Our tickets were free, we got those give-the-awkward-seats-up-front-to-broke-students-so-the-house-looks-full tickets. It’s not Hamilton, but tickets must start at $60 or $70 a pop, let me check… No, I’m wrong: orchestra front center, where the people my eyes kept landing on being rowdy AF and cringey, their tickets started at $350 a seat. So there you go. Cash does rule everything around me. They were there to party. Nothing in their demeanor, their movements, their responses indicated that they gave any fucks about the murder and violence unleashed on Black and Brown bodies in this country.

They could give no fucks because they’re burning down the house. Right? Not in a revolutionary way, not in a raze this poisoned structure to the ground so we can build anew with equity and justice way. Not really about Land Back, or Black Lives Matter. Of course I don’t know what they were thinking, what their lives are like, what’s in their hearts, I can’t know any of that. I just know how they were acting, what they said and did. And I shouldn’t be surprised. I shouldn’t even be angry, sad or disappointed. How revolutionary you gonna get on Broadway? Not revolutionary at all.

This must be the place

I salute David Byrne for sharing his gifts and for trying to use his platform to offer what awakening he’s experienced with others, but some people are not trying to hear it. Maybe you did just realize you’re white and you’re just seeing the genocide and oppression and violence at the roots of this American Utopia, just now seeing the racist ideas and policies, the structural oppressions that prop this system up.

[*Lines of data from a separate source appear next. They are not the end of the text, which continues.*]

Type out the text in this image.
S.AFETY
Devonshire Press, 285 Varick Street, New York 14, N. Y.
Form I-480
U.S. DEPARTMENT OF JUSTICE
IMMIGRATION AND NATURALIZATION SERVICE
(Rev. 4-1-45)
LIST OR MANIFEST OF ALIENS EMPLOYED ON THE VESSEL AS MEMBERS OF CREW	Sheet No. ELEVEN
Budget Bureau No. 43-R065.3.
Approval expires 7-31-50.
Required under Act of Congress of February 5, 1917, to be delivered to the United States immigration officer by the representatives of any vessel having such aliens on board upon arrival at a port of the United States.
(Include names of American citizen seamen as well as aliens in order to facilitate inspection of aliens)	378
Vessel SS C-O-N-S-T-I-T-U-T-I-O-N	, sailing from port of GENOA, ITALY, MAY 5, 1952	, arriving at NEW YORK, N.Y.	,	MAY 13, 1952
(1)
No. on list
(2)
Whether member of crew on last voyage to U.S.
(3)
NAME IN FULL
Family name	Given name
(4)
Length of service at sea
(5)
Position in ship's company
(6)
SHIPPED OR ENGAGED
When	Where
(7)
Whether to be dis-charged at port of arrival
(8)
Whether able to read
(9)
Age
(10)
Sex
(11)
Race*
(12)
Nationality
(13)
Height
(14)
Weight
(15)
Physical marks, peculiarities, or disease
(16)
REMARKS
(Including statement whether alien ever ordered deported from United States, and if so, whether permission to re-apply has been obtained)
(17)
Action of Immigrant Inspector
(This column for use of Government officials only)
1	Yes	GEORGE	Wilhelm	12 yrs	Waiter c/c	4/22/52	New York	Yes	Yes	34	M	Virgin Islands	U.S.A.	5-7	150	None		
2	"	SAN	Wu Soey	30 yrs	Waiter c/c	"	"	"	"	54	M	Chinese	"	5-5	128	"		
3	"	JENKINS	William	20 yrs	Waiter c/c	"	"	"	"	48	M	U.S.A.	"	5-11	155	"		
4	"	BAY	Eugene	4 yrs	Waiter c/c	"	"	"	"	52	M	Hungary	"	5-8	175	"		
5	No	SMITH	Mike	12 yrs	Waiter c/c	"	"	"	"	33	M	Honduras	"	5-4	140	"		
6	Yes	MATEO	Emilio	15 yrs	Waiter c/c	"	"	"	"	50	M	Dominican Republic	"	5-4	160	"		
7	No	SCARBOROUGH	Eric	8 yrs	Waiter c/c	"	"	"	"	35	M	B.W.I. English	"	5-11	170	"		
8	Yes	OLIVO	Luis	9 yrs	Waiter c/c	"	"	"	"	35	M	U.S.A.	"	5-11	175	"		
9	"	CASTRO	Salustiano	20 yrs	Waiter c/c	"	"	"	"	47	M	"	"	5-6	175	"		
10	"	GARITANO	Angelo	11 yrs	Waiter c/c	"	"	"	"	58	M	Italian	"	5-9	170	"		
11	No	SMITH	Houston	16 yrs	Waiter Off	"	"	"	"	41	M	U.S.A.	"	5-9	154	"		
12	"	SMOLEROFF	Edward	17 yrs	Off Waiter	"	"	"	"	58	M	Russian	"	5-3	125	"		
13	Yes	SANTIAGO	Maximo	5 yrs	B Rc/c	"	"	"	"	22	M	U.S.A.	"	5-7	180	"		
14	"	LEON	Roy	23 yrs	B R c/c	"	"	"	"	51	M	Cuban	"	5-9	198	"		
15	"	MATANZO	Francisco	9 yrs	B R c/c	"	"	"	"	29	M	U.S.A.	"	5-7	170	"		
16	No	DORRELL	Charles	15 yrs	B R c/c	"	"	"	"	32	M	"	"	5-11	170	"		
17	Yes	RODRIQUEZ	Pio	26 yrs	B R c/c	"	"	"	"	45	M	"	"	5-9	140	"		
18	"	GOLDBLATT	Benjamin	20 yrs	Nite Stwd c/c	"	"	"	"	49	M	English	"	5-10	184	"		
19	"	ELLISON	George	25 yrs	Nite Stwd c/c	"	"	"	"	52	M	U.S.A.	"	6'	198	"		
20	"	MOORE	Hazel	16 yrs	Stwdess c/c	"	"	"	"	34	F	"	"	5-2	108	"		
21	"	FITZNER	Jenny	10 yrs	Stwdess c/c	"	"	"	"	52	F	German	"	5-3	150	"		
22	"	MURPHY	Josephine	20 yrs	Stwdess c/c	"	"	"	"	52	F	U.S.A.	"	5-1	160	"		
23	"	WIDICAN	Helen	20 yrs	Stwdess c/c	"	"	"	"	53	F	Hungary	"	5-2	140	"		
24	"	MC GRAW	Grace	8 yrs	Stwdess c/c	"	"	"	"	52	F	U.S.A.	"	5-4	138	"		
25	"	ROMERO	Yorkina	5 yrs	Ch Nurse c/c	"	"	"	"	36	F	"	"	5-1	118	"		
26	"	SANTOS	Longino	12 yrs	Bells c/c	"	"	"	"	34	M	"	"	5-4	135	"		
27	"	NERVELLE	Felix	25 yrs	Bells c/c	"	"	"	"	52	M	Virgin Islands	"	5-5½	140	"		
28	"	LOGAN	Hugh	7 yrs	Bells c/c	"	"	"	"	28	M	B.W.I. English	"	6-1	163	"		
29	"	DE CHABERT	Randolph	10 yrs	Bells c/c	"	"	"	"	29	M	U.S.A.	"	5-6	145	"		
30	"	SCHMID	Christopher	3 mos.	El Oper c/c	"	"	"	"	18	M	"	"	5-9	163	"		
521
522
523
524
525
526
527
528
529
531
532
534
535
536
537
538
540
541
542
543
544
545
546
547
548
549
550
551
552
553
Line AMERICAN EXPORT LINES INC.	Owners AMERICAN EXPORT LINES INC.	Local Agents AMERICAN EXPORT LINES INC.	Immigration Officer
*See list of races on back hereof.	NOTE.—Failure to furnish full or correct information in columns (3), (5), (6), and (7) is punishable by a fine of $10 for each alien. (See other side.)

Maybe we can dream another way, dream our connections into being meaningful and nourishing, but the artists who dream and the activists, parents and workers who make dreams manifest can’t afford to live well here anymore and haven’t for some time. Who was in that theater last night and who wasn’t? Follow the money, look at what it takes to live here, to breathe. Who’s entitled to entertainment and relaxation, rest, connection and joy and who isn’t? Who has the leisure, the time and space, is nourished enough to dream our new worlds into being? This Broadway show is just a celebration of the idea of dreaming, of its possibility– a lot like the set: light and shadows playing across the wall. Intimations of connection, of movement, of possibility but actually just darkness and light. A room full of people sat in the dark, hearts beating together with the drums, breathing the same air through masks for a couple hours with no intermission.